Shifat Nazmee, Advanced level, Maple-Leaf International School
Recently, I came to know that in the National Budget 2008 the government has planned to increase the tax on private teachers. Owing to the increased benefits obtained from receiving education, people, even the villagers who cannot afford a day's meal, wish to educate their children. These days, as you might know, the English medium students are greatly encouraged to move to private coaching centres. This is partly because the skilled teachers no longer prefer to teach in schools. Instead, they open their own private coaching centres where there is a higher profit. So to obtain a better grade we are compelled to take private coaching. However, there is an increasing number of coaching centres providing educational facilities for the HSC and the SSC examinees. The government has already imposed a tax on them for which most of the private teachers have increased their fees. Now with an increase in taxes they might increase their fees.

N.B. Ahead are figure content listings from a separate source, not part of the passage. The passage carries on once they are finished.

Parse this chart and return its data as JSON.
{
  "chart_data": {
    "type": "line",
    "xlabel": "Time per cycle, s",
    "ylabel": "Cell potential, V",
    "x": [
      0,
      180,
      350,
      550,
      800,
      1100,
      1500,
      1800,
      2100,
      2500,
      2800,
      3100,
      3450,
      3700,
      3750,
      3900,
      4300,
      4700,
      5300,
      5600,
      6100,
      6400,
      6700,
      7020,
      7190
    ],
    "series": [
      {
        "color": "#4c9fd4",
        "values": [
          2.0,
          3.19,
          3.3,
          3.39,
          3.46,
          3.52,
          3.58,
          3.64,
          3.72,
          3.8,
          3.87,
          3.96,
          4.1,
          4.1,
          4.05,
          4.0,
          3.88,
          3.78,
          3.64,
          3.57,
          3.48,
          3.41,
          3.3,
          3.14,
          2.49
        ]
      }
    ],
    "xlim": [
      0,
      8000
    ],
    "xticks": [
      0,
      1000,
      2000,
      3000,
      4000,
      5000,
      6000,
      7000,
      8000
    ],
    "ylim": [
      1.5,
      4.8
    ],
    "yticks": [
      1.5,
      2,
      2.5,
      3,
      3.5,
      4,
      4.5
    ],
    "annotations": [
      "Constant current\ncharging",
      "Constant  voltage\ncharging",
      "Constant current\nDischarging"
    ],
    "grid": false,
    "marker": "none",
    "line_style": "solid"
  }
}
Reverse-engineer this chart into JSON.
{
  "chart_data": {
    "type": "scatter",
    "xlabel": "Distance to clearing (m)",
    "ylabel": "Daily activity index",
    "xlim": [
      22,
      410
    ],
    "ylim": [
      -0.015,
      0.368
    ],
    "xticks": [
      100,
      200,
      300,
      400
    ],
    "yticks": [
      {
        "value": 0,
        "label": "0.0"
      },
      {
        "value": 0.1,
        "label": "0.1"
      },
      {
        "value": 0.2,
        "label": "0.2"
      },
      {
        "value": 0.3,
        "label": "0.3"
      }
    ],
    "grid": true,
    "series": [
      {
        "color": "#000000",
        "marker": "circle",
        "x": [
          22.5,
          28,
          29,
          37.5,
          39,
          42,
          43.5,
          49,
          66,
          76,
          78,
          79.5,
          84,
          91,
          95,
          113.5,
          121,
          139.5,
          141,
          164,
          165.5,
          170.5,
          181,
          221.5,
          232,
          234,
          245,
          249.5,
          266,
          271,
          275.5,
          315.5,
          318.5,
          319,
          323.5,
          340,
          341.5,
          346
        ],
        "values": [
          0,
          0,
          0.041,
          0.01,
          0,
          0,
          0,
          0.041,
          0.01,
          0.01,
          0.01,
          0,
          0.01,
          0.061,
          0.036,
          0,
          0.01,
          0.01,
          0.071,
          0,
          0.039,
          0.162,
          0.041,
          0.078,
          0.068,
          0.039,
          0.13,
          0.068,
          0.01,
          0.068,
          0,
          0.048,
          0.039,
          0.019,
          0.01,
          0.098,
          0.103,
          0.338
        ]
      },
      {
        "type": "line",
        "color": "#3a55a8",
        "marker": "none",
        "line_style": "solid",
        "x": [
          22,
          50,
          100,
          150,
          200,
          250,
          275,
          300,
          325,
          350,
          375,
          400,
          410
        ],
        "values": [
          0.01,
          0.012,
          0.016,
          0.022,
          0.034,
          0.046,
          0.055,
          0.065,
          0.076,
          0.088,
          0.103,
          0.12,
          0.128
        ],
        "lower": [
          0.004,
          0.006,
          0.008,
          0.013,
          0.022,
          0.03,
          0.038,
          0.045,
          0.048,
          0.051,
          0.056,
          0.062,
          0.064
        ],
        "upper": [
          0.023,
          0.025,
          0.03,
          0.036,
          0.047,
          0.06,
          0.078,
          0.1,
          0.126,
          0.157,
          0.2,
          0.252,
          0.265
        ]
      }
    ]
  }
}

In fact, many of them have already done so. We, who belong to the middle-class families, suffer the most. The rich can easily afford this whilst the extremely poor cannot even dream of it. With the rising prices of the basic necessities, we find it extremely difficult to pay these extra fees. Most of us are working to help our parents financially but the income earned is still insufficient to meet the household expenditure. I ask, with all due respect, how is the government compensating for this? If we do not go to the coaching centres we fail to obtain a better grade. This might force many of the guardians, though unwillingly, to abandon the education of their children. In the context of receiving higher tax revenues claimed to be spent for the welfare of the economy, is the government ignoring the fact that Bangladesh is indeed a country where a citizen after twenty-four hours of hard work still fails to afford a wholesome meal for his entire family? What is the use of such revenues if they cannot be spent on the purpose for which they had been initially imposed?